Um die Blendung von Außen durch Sonnenlicht verhindern zu können, sollten geeignete Vorrichtungen an den Fenster angebracht sein (z.B. Rollos oder Lamellen).

Klima

Eine Klimamessung können Sie in der Regel auch nicht selber durchführen; jedoch können Sie selbst etwas dafür tun. Lüften Sie täglich für eine gute Luftfeuchtigkeit. Auch Pflanzen im Büro können das Klima verbessern. Um im Winter die Wärme im Raum halten zu können, lüften Sie kurz gut durch und lassen Sie nicht ganztägig das Fenster gekippt. Im Sommer lassen sich zu große Wärmeeinwirkungen der Sonne durch Rollos o. Ä. vermindern.

Augenärztliche Untersuchung

Die Erstuntersuchung sollte vor Aufnahme der Tätigkeit am Bildschirm erfolgen. Nachuntersuchungen werden bei Beschäftigten unter 40 Jahren im Abstand von 5 Jahren, bei Beschäftigten über 40 Jahren im Abstand von 3 Jahren durchgeführt. Der Arbeitgeber stellt Ihnen diese Untersuchung kostenfrei zu Verfügung. Nehmen Sie diese in Anspruch!

Arbeitsplatzanalyse

Nach § 5 Arbeitsschutzgesetz und Bildschirmarbeitsverordnung ist der Arbeitergeber verpflichtet, für jeden Arbeitsplatz eine Gefährdungsbeurteilung durchzuführen, d.h. die mit der Arbeit verbundenen Gefährdungen zu ermitteln, zu beurteilen und gegebenenfalls geeignete Maßnahmen zur Minimierung der Gefährdungen festzulegen. Die Arbeitsplatzanalyse ist ein Teil dieser Gefährdungsbeurteilung.

Auch an Büroarbeitsplätzen können Gefährdungen auftreten, z.B. Stolperstellen, falsches Sitzen (spätere Rückenbeschwerden) oder ungünstige Monitoraufstellung (erhöhte Belastung des Sehapparates bzw. Verspannungen im Schulter- und Nackenbereich).
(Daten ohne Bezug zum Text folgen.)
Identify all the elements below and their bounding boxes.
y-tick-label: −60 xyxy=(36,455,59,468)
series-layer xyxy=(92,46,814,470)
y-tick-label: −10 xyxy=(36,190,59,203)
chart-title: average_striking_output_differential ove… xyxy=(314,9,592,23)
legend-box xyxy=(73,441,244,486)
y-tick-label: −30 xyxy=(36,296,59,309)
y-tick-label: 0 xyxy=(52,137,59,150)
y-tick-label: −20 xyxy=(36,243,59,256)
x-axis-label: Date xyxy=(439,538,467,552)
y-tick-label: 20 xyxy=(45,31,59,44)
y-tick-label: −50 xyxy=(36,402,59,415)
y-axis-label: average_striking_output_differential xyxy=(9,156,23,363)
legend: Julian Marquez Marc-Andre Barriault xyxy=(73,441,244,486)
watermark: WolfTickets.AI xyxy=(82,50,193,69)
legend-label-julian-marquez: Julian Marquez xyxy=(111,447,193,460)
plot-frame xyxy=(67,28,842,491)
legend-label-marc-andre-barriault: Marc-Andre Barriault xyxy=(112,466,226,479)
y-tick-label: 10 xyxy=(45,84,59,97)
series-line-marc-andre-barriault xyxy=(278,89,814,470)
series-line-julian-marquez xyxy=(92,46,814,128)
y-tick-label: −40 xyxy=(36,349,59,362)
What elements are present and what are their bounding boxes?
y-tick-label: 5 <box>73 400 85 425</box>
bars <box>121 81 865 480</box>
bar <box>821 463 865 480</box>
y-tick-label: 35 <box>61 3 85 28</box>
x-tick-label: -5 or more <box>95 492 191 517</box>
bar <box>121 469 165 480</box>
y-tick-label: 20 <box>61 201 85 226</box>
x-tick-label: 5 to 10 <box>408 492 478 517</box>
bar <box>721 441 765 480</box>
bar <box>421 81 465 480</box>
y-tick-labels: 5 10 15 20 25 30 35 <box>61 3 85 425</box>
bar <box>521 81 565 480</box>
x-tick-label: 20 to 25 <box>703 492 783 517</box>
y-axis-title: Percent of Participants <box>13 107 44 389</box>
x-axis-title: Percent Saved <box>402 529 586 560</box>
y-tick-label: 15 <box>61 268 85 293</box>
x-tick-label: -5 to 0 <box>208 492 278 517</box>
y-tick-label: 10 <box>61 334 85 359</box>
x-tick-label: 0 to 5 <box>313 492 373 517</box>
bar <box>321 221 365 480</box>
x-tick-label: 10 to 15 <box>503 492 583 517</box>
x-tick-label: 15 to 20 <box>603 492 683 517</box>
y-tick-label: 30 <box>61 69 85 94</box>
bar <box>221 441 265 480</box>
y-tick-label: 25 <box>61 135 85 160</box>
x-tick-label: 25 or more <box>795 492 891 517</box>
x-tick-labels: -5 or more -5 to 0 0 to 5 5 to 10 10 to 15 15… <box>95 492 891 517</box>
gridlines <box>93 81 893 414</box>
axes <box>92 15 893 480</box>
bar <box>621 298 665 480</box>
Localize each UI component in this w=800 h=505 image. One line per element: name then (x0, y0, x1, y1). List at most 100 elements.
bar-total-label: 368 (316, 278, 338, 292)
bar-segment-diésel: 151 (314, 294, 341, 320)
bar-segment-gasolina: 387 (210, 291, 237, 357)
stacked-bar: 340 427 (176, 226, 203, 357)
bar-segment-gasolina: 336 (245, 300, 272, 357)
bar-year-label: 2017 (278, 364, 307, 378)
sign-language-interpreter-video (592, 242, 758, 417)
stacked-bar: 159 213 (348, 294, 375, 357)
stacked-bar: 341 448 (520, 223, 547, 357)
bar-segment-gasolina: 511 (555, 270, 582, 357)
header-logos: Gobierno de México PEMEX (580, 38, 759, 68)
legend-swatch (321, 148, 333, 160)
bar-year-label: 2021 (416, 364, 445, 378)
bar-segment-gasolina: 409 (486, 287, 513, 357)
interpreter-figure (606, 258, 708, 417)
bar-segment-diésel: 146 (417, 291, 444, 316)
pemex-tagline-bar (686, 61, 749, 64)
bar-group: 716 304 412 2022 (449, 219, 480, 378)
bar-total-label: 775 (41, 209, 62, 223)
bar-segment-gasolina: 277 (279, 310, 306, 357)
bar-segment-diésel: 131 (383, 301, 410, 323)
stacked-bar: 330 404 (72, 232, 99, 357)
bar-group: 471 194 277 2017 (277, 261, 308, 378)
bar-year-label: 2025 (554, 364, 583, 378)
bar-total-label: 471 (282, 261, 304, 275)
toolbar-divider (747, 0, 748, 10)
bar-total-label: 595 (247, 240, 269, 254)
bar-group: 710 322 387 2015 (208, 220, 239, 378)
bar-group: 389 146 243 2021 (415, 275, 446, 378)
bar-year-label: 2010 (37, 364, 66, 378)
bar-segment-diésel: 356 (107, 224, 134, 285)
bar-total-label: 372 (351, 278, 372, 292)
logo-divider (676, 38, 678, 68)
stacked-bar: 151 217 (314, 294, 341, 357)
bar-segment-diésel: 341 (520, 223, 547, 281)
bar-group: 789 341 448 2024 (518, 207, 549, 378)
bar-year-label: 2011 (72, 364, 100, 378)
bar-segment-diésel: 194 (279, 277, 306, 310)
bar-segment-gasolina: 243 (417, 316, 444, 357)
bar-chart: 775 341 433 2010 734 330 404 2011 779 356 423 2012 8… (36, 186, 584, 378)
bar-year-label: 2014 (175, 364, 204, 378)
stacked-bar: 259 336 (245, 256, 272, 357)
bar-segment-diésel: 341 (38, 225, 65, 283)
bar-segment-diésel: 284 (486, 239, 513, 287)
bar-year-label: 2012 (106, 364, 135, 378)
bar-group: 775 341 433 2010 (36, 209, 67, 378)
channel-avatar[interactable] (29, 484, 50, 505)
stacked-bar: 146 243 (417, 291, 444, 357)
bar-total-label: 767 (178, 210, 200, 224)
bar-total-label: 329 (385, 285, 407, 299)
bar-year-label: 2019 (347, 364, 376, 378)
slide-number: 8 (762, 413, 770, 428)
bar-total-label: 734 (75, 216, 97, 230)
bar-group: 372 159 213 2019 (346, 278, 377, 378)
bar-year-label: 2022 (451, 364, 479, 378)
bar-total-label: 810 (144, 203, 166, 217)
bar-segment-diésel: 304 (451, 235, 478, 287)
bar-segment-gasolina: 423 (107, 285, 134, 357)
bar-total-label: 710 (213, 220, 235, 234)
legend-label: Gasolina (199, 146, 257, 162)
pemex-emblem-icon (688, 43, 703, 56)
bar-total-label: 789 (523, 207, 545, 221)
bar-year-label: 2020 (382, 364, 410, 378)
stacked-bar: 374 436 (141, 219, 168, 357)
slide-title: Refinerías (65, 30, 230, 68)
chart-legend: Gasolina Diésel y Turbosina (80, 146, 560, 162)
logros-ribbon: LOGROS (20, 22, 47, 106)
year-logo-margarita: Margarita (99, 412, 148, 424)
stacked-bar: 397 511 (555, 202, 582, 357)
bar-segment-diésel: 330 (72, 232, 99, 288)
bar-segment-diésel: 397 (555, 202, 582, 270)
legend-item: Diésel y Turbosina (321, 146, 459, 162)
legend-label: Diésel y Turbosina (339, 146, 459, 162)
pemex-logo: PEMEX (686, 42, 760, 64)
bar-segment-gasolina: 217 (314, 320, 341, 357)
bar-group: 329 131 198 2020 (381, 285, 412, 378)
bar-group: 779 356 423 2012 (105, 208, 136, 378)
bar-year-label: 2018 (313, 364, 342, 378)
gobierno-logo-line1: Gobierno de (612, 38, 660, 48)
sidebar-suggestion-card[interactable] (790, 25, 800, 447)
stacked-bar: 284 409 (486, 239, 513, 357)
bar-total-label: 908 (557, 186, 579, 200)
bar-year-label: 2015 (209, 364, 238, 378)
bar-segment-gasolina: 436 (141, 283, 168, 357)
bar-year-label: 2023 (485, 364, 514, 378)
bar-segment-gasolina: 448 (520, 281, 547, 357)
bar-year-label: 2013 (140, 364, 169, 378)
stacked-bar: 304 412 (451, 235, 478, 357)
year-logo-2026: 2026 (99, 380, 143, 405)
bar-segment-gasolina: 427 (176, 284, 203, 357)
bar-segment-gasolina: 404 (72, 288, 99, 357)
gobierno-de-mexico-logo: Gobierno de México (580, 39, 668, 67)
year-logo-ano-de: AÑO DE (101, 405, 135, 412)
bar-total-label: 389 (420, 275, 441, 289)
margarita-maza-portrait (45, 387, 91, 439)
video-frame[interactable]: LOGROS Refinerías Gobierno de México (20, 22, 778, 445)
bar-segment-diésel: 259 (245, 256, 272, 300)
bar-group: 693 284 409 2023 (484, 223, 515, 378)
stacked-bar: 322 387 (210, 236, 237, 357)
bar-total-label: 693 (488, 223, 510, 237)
Aus diesem Grunde hat das Sachgebiet 1.1 mit Zustimmung des Personalrates und in Zusammenarbeit mit den Fachkräften für Arbeitssicherheit und dem Betriebsarzt einen Bezugsvertrag mit einer externen Firma zur Überprüfung der Arbeitsplätze abgeschlossen.

In den vergangenen zwei Jahren wurden bereits alle Büroarbeitsplätze in der Zentralverwaltung sowie in der Fachhochschulbibliothek IWZ und GWZ auf mögliche Gefährdungen überprüft. Die Reaktionen der Mitarbeiterinnen und Mitarbeiter waren bisher nur positiv. Es ist geplant, weitere Bereiche in den kommenden Jahren mit einzubeziehen (allerdings müssen hierbei die Sanierungs- und Umzugsplanungen berücksichtigt werden).

Werden hierbei Mängel erkannt, werden diese in einer sogenannten Maßnahmenliste aufgeführt und von den entsprechend Verantwortlichen schnellstmöglich beseitigt.

Unterweisung

Nach § 12 des Arbeitsschutzgesetzes hat der Arbeitgeber die Beschäftigten über Sicherheit und Gesundheitsschutz bei der Arbeit während ihrer Arbeitszeit ausreichend und angemessen zu unterweisen. Eine Unterweisung muss bei der Einstellung, bei Veränderungen im Aufgabenbereich, der Einführung neuer Arbeitsmittel oder einer neuen Technologie vor Aufnahme der Tätigkeit der Beschäftigten erfolgen.